The financial sector accounted for about 20 percent of what Obama's top fundraisers collected during his 2008 bid.
Several high-profile bank and hedge funds executives have griped publicly about Democratic policies, including the financial sector overhaul. Still, an incumbent is hard to beat and Wall Street likes to hedge its bets.
"Everyone likes a winner; Obama is the incumbent president and they are hard to oust," said Michael Beckel, a researcher at the center. "It is natural that they want to stay in his good graces even if some of them are upset" about certain policies.
Obama reported raising $86 million in the quarter ended June 30, which includes nearly $40 million raised for him by the Democratic National Committee.
Although Republican frontrunner Mitt Romney has not named most of his so-called bundlers -- well-connected individuals committed to raising big cash -- the former private equity executive has previously attracted major backing from the financial sector.
Executives and others linked to Goldman Sachs (GS.N) and the Bank of America (BAC.N) have been big Romney backers. Romney raised a total of $18.4 million in the second quarter.

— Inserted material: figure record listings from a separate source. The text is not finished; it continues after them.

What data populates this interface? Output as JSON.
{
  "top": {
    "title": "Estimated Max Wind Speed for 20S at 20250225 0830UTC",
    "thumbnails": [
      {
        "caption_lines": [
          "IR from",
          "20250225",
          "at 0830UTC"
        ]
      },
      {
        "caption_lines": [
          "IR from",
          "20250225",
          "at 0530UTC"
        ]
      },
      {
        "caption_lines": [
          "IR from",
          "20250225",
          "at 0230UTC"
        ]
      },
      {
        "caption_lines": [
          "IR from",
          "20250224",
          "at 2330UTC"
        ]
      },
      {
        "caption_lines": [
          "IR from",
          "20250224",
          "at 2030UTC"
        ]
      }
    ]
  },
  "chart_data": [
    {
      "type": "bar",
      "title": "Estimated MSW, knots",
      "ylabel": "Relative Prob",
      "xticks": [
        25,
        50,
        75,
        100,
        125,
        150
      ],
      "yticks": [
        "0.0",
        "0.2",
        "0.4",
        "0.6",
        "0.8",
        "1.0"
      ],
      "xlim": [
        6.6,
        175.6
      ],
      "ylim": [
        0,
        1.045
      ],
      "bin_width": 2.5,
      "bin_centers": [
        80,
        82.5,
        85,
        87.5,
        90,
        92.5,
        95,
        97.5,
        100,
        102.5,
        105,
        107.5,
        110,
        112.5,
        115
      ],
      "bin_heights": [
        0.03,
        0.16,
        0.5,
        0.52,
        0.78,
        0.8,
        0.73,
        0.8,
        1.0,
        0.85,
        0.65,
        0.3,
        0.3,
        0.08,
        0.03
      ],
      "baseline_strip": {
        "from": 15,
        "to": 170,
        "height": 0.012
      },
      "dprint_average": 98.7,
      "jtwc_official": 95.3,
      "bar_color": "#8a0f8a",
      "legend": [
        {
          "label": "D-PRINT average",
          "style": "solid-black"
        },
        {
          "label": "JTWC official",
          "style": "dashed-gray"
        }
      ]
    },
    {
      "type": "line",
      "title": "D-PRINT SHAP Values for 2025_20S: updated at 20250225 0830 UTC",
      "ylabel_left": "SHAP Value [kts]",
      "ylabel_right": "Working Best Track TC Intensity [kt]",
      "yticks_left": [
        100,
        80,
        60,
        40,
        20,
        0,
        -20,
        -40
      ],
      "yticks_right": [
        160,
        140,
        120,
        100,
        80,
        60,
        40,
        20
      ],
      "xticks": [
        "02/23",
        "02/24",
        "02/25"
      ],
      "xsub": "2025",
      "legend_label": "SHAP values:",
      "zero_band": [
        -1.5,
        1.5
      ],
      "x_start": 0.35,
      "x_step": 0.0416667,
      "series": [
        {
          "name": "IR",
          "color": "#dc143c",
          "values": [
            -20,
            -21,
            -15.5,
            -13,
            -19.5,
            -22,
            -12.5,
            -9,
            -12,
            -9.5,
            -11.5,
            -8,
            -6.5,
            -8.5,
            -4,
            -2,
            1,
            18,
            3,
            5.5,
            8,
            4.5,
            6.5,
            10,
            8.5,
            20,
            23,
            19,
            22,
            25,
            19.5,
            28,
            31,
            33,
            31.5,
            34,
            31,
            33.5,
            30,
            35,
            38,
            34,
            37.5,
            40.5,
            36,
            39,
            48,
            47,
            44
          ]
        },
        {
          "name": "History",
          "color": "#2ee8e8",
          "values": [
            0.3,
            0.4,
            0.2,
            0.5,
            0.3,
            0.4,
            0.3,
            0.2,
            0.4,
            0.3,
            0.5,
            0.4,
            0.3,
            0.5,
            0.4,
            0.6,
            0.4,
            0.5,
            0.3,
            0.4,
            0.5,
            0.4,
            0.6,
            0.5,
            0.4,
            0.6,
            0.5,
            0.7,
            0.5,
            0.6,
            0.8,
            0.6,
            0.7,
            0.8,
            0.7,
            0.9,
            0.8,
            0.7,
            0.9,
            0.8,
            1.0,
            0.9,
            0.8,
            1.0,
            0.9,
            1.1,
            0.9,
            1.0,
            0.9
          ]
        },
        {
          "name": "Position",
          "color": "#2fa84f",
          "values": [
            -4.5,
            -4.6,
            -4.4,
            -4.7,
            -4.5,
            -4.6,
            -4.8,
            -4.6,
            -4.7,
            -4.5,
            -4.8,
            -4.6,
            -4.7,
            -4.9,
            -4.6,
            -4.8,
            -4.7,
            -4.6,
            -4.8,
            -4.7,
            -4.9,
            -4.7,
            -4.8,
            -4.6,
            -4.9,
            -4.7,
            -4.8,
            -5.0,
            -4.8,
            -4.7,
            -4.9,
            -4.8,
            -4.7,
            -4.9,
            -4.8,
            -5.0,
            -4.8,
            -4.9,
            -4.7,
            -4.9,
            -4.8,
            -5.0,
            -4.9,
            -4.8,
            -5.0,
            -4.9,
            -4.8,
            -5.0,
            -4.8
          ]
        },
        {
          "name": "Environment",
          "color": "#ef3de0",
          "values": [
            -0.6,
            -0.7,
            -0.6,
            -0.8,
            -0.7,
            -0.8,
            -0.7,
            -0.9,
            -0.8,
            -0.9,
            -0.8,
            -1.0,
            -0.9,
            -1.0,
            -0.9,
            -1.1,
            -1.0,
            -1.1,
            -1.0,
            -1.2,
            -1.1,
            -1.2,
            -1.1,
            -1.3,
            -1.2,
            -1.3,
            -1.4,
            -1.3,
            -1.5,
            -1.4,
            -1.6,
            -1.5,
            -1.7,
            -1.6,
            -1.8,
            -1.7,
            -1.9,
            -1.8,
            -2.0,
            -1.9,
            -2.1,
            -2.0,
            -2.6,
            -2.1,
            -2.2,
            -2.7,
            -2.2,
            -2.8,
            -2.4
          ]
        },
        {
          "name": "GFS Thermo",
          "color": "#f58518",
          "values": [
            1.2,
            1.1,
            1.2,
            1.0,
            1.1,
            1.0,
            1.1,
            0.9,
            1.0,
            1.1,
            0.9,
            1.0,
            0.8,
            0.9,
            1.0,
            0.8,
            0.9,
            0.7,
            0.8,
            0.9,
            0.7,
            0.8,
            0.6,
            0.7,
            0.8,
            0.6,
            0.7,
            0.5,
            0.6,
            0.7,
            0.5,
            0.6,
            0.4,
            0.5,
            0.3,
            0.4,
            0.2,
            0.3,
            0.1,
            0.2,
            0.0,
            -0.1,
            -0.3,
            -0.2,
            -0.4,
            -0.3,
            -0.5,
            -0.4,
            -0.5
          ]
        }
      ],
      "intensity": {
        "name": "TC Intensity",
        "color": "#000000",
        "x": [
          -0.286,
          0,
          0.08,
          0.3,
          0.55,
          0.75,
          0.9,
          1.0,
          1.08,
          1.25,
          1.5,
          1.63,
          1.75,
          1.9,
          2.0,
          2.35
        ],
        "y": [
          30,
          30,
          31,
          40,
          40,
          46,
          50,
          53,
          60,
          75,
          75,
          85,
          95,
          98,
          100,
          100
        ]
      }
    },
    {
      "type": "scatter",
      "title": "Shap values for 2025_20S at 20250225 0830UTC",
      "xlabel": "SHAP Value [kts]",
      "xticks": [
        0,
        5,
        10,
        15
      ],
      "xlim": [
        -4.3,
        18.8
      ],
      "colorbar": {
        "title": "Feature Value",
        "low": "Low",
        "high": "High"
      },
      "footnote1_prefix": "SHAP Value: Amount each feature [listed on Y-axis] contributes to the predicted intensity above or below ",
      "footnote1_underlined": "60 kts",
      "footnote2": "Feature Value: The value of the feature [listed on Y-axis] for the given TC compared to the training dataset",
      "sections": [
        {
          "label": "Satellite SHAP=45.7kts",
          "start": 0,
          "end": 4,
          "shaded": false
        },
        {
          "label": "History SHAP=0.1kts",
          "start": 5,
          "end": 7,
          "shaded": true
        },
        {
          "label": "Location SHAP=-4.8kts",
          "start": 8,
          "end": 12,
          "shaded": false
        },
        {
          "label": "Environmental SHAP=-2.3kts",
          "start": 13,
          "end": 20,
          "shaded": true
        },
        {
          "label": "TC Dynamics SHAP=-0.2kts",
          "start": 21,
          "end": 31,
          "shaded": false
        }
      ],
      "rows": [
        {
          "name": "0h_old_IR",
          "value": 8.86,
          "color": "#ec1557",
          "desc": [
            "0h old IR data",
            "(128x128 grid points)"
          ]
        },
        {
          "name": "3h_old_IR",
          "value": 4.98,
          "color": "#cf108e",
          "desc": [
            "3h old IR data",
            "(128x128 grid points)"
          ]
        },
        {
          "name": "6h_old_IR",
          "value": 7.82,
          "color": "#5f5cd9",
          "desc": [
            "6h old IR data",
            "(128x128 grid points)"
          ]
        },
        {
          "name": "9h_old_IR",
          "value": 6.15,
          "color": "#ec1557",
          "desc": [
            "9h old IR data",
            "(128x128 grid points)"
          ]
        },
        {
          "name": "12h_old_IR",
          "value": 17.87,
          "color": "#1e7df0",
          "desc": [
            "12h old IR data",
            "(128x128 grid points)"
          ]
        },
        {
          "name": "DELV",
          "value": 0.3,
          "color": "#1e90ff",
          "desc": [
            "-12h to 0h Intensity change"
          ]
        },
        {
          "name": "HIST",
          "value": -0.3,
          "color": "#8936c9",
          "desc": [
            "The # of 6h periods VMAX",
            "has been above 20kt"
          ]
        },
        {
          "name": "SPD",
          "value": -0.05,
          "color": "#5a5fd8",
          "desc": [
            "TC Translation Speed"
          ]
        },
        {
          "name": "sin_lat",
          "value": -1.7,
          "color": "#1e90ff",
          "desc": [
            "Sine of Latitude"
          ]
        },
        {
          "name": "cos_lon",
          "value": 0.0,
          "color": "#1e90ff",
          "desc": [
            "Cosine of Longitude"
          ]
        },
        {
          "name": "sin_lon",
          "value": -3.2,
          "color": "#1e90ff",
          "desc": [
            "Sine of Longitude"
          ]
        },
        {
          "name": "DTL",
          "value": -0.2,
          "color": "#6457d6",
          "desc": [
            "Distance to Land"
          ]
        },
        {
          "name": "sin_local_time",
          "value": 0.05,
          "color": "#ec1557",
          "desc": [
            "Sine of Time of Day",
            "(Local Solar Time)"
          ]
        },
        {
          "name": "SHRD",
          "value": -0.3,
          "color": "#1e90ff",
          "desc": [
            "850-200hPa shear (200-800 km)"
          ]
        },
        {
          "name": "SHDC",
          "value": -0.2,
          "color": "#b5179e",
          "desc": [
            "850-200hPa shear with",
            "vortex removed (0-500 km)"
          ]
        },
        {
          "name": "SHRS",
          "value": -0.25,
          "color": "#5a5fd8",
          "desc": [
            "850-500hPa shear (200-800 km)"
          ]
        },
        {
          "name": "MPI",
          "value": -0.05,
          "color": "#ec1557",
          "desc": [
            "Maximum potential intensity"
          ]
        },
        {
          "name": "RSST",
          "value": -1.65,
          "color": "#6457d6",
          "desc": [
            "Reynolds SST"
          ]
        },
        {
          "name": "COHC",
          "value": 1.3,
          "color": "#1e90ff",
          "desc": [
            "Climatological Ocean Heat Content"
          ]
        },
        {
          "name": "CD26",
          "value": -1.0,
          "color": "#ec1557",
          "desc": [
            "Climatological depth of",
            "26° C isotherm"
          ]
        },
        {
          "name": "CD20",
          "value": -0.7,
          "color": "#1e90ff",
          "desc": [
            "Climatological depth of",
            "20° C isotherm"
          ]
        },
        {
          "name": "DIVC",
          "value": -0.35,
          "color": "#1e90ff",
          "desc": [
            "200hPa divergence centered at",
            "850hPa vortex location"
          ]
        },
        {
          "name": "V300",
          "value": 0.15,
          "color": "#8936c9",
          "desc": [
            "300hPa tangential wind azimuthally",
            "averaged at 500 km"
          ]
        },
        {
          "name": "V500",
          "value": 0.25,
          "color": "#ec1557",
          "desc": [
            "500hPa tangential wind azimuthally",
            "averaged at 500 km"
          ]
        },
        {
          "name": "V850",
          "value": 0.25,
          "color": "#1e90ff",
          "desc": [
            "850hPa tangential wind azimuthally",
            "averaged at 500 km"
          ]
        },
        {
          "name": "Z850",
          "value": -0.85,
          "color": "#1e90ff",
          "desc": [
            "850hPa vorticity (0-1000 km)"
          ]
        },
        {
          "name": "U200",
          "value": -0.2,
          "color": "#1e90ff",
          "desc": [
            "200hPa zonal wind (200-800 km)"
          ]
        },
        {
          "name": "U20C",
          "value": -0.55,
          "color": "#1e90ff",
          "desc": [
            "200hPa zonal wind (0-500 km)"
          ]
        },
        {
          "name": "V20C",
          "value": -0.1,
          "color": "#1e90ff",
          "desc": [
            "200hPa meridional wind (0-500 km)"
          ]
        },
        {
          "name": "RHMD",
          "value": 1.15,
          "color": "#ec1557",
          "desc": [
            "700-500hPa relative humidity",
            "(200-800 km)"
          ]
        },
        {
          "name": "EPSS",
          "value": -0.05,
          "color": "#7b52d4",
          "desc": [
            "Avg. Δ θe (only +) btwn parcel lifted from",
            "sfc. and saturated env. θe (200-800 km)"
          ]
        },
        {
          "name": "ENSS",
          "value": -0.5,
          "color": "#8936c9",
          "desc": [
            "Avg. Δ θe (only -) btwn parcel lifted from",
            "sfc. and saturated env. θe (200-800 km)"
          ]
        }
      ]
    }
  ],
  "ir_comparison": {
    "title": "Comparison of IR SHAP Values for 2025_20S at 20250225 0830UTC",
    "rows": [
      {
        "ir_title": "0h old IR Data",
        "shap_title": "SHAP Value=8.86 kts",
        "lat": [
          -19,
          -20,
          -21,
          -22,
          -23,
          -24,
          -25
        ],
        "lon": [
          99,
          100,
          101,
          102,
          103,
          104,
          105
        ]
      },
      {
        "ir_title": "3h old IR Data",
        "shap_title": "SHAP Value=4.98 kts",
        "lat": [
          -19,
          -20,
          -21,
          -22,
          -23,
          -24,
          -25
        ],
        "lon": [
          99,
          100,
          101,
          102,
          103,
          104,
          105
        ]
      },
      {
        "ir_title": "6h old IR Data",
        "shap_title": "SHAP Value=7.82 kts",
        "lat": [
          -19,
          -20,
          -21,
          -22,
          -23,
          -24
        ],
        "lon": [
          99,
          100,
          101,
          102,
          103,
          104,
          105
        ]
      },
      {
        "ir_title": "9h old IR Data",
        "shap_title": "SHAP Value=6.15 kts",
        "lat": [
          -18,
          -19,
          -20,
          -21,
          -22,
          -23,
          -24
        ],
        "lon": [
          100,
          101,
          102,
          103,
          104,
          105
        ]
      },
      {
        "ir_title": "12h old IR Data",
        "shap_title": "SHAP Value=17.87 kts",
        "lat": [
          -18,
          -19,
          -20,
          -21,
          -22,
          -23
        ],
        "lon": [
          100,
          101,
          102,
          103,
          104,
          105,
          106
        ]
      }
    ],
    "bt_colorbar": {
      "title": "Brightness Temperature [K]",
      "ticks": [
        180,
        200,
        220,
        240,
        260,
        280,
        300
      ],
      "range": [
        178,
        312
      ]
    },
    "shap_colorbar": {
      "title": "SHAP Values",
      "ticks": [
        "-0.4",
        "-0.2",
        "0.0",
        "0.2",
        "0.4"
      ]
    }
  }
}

"From 30,000 feet, Wall Street is where a lot of candidates turn for money," Beckel said.
Among the big names aggregating funds for Obama are hedge fund executive Orin Kramer of Boston Provident and Blair Effron of investment firm Centerview Partners.
Romney is at a disadvantage in that Obama can raise money through the national committee, which can accept donations of up to nearly $31,000. Individuals can only give up to $2,500 to personal campaigns.
The former Massachusetts governor did release the names of the handful of lobbyists who had bundled funds, as required by law. Those include an executive at U.K. bank Barclays (BARC.L).
The vast majority of Romney's donations came from big donors, many of whom have already reached their legal limit. Obama has been successful on both ends -- with very small and very big contributions.
The 2012 campaign is expected to be the priciest ever by wide margins in part due to recent court decisions allowing unlimited donations to outside spending groups with no disclosure.
While the Democrats' financial sector overhaul has inspired ire, many on Wall Street were more upset with Obama's rhetoric, said Jim Kessler, a vice president at the centrist Democratic think tank Third Way.
Obama has referred to bankers as "fat cats," for example.
"They felt they were being painted with a broad brush stroke by all Democrats in Washington, when many had absolutely nothing to do with the economic troubles going on," Kessler said.
At the same time, they give him credit for handling the financial markets collapse of 2007-2009, Kessler said.
Third Way is backed by trustees, several of whom have ties to Wall Street.
Individuals working for finance, insurance and real estate account for at least $11.8 million of the minimum $35 million raised by Obama's bundlers in the second quarter, according to the CRP analysis of the 15,000 pages of documents the campaign filed with federal election regulators.
During all of the 2008 cycle, financial sector fundraisers raised a minimum of $16.1 million of the nearly $77 million raised by top fundraisers.
Exact figures are unknown because the Obama campaign provided only ranges of funds raised.